As large language models (LLMs) continue to advance in capabilities, ensuring their safety against jailbreak attacks remains a critical challenge. In this paper, we introduce a novel safety alignment approach called Answer-Then-Check, which enhances LLM robustness against malicious prompts by applying thinking ability to mitigate jailbreaking problems before producing a final answer to the user. Our method enables models to answer the question in their thoughts directly and then critically evaluate its safety before deciding whether to provide it. To implement this approach, we construct the Reasoned Safety Alignment (ReSA) dataset, comprising 80K samples that teach models to reason through direct responses and then analyze their safety. Experimental results demonstrate that our approach achieves the Pareto frontier with superior safety capability while decreasing over-refusal rates. Notably, the fine-tuned model maintains general reasoning capabilities on benchmarks like MMLU, MATH500, and HumanEval.
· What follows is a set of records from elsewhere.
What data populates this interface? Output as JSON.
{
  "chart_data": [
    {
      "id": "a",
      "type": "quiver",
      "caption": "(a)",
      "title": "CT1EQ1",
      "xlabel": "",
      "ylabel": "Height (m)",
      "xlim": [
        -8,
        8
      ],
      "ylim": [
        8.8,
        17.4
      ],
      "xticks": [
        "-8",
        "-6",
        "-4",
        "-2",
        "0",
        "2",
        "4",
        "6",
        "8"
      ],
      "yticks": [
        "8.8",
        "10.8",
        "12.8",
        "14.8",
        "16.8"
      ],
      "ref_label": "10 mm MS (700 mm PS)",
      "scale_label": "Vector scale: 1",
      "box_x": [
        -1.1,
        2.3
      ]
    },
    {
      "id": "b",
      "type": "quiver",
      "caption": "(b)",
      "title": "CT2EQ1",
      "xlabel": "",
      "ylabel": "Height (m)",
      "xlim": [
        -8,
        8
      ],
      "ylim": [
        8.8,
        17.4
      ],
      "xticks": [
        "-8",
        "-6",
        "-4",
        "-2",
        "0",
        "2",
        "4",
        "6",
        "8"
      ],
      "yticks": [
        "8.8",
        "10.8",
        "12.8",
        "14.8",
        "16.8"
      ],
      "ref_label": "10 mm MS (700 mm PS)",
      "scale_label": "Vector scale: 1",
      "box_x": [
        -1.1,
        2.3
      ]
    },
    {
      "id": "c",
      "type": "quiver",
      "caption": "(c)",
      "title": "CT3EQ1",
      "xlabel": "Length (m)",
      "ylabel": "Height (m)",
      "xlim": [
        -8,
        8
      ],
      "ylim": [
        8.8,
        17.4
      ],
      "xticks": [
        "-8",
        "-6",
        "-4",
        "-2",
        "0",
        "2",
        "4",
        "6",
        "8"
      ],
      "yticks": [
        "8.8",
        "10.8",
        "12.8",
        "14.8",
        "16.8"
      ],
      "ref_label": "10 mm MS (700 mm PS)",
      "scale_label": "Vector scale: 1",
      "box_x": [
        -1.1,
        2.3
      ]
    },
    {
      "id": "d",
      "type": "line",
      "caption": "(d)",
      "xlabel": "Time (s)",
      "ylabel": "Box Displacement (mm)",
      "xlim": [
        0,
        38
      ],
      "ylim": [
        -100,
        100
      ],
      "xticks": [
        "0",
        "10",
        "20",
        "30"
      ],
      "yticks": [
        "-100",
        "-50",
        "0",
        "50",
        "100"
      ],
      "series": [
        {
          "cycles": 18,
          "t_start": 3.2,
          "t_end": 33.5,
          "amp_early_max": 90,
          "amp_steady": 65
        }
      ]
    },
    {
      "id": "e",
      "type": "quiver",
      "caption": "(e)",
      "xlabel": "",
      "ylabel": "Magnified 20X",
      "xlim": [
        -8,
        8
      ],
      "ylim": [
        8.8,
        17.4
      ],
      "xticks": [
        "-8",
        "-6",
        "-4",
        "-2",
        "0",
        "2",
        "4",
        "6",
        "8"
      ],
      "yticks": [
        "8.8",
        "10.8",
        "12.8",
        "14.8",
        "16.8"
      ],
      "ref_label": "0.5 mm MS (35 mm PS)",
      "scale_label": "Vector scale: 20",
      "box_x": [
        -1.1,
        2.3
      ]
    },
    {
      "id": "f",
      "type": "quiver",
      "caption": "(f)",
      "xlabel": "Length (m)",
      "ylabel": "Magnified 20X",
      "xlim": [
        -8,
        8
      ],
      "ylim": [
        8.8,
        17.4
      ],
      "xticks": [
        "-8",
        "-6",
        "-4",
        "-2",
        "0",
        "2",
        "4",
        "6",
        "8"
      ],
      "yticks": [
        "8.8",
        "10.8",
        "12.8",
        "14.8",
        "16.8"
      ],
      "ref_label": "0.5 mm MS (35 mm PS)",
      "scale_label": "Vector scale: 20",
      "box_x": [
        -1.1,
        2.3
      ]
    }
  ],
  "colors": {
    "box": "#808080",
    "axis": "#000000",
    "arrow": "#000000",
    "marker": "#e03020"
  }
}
Besides, our method equips models with the ability to perform safe completion, while post-hoc detection methods can only directly reject sensitive, harmful queries (e.g., self-harm). Our results show that inference-time strategies alone are insufficient, highlighting the necessity of safety training, and we find even samples can yield performance comparable to the entire dataset, suggesting a promising path for data-efficient safety alignment. The dataset is publicly available at: https://huggingface.co/datasets/ByteDance-Seed/ReSA.

Paper Structure

This paper contains 86 sections, 1 equation, 26 figures, 19 tables, 1 algorithm.

Figures (26)

  • Figure 1: Comparison of jailbreak defense between standard aligned models (top) and our ReSA-SFT/RL model with the "Answer-Then-Check" strategy (bottom). Whereas conventional aligned models remain vulnerable to jailbreak attempts, ReSA-SFT/RL strengthens defense by first generating an intended answer summary and then performing a safety analysis before the final response.
  • Figure 2: The ReSA dataset curation pipeline, which consists of three main stages: safety query collection, answer summary generation, and safety analysis synthesis.
  • Figure 3: The Answer-Then-Check reasoning template. The template structures the reasoning process into three parts: intended answer summary, safety analysis, and final response based on analysis.
  • Figure 4: Performance with varying ReSA training set sizes, where the left panel shows average safety against jailbreaks, the middle shows over-refusal accuracy, and the right shows general reasoning capabilities averaged over MATH500, HumanEval, and MMLU.
  • Figure 5: Representative examples of the four query categories used in the ReSA dataset: vanilla benign, adversarial benign, vanilla harmful, and adversarial harmful queries.